Now, if services.User was simply a struct, we could have a relatively simple source code structure, like so:
- [other directories here]/
- services/
- user.go
- [other service structs here]
- main.go
And the services/user.go would look like so :
package services
type User struct { ... }
func NewUserService(){ ... }
func (u User) Register() { ... }
Which is all reasonably easy to read, so far. Let's say we take it one step further. In the spirit of making our web app easily testable, we'll turn all our Service structs into Service interfaces. That way, we can easily mock them for unit tests. For that purpose, we'll create a "AppUser" struct (for use in the actual application) and a "MapUser" struct (for mocking purposes). Placing the interfaces and the implementations in the same services directory makes sense - they're all still service code, after all.
Our services folder now looks like this:
- services/
- app_user.go // the AppUser struct
- [other services here]
- map_user.go // the MapUser struct
- [other services here]
- user.go // the User interface
- [other service structs here]
As you can tell, this makes the services package and directory a lot more difficult to handle - you can easily imagine how chaotic it would look with a dozen different interfaces, each of which at least have at least 1 implementation. If I change the User interface in user.go, I'd have to dart all across the directory listing to find all it's implementations to change, which is not at all ideal.

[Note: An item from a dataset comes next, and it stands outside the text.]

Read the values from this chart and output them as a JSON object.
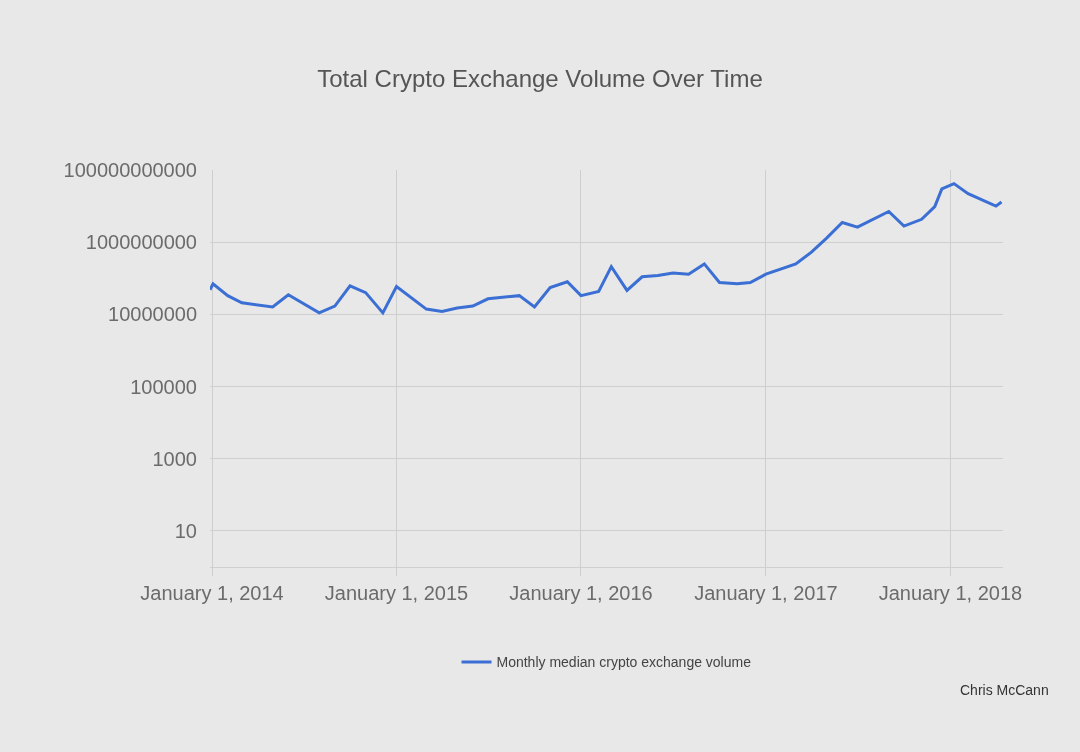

Additionally, it becomes pretty crazy when you type services.New(...) and you're greeted with perhaps 50 or so autocomplete suggestions ; the services package has become nothing but a shambling monster.
One of the simplest ideas I had to solve this is to go against convention and embrace repetition:
- services/
- userService/
- app.go // the AppUser struct
- map.go // the MapUser struct
- interface.go // the User interface
- [other services here]
This keeps all the UserService related code in a logical, self contained package. But having to constantly refer to userService.UserService is pretty darn ugly.
I've looked at all kinds of web application templates, and none of them (beyond the ones that are incredibly barebones) have an elegant solution to this structural. Most (if not all) of them simply omit interfaces completely to solve it, which is unacceptable.